Syrian troops fired on mourners at a funeral and raided an eastern city Sunday, killing at least 59 people in an intensifying government crackdown on protesters. Outrage was intensifying as well: Syria's Arab neighbors forcefully joined the international chorus of condemnation against President Bashar Assad's regime for the first time.
Even the king of Saudi Arabia -- whose country does not tolerate dissent and lent its military troops to repress anti-government protests in neighboring Bahrain -- criticized the Syrian government, and said he was recalling his ambassador in Damascus for consultations.

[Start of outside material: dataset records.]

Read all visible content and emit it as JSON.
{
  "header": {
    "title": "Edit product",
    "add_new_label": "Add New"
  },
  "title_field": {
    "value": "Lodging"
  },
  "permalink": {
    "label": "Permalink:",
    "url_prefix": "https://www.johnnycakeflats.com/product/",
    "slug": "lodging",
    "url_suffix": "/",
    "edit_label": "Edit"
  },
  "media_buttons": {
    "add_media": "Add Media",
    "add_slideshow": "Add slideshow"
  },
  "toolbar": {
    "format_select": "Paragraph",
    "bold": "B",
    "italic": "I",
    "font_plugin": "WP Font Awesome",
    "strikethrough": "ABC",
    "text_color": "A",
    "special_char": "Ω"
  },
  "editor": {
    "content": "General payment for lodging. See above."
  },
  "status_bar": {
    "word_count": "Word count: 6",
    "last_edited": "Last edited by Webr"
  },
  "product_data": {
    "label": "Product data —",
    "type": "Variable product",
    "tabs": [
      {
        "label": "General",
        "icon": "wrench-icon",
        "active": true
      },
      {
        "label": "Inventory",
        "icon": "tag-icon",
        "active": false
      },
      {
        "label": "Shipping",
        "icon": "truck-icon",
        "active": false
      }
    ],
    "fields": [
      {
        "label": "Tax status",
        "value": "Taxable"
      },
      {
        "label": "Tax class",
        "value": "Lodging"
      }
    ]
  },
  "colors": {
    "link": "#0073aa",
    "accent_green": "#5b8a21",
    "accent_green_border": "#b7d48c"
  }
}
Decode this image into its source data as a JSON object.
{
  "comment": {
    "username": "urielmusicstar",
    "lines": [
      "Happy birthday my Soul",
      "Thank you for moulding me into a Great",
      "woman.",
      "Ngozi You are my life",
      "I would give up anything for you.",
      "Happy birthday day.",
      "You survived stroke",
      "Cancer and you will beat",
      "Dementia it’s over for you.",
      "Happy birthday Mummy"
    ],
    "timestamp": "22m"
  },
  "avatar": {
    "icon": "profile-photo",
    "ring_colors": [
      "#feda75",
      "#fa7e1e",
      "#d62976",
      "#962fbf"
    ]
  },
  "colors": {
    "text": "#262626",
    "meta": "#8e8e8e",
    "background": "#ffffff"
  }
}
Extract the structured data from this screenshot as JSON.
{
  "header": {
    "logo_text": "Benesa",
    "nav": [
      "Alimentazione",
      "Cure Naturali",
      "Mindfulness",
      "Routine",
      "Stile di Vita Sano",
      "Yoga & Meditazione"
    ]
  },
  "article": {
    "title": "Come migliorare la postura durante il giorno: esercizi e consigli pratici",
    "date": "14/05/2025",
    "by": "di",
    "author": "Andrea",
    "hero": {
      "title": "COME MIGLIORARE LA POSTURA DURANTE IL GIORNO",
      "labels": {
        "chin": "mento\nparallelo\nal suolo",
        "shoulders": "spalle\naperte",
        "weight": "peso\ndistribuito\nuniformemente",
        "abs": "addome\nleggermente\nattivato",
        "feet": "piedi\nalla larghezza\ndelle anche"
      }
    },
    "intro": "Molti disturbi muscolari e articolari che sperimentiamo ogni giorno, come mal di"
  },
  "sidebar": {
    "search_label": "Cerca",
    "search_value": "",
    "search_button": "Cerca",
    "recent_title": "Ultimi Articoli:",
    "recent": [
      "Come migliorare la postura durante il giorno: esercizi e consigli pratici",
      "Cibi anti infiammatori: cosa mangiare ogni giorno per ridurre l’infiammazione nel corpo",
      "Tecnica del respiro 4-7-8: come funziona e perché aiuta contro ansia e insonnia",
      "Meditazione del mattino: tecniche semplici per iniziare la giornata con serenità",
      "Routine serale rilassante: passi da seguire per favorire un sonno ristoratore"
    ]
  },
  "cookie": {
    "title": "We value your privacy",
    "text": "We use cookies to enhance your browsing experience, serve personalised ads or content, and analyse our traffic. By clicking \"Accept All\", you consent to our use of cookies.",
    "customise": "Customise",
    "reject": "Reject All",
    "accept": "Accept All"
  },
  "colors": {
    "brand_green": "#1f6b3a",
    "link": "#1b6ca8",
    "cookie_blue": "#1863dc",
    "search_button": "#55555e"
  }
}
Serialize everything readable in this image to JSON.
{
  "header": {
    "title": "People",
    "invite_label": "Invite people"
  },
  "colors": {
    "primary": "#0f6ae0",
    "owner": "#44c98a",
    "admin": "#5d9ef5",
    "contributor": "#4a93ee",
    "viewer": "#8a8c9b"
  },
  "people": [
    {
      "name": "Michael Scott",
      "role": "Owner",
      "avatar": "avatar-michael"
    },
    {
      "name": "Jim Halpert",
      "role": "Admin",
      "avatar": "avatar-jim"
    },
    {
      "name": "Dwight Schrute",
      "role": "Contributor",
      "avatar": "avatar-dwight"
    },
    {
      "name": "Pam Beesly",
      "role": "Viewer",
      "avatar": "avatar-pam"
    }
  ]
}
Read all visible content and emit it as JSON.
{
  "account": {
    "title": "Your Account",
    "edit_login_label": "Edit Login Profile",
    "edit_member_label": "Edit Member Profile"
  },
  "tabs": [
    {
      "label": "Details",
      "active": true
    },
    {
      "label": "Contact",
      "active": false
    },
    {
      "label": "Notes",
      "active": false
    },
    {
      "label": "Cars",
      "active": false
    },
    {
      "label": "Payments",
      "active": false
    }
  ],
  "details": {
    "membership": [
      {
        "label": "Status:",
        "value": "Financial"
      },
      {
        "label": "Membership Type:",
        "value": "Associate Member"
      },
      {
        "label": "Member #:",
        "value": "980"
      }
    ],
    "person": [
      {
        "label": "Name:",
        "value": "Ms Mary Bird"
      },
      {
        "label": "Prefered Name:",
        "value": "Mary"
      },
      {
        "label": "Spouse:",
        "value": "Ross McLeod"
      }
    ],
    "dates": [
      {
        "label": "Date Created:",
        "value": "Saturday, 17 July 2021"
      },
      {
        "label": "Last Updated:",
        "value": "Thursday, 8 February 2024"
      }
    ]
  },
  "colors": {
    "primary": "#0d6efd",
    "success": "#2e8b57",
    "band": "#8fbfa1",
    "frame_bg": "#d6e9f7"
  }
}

More than 300 people have died in the past week, the bloodiest in the five-month uprising against Assad's authoritarian rule. Not all were killed by bullets or tank shells: In the besieged city of Hama, where the government has cut off electricity and communications, a rights group said eight babies died because their incubators lost power.
Sunday's worst violence was in the eastern city of Deir el-Zour, where at least 42 people were killed.
The government's crackdown on mostly peaceful, unarmed protesters demanding political reforms and an end to the Assad family's 40-year rule has left more than 1,700 dead since March, according to activists and rights groups. Assad's regime disputes the toll and blames a foreign conspiracy for the unrest, which at times has brought hundreds of thousands of protesters into the streets.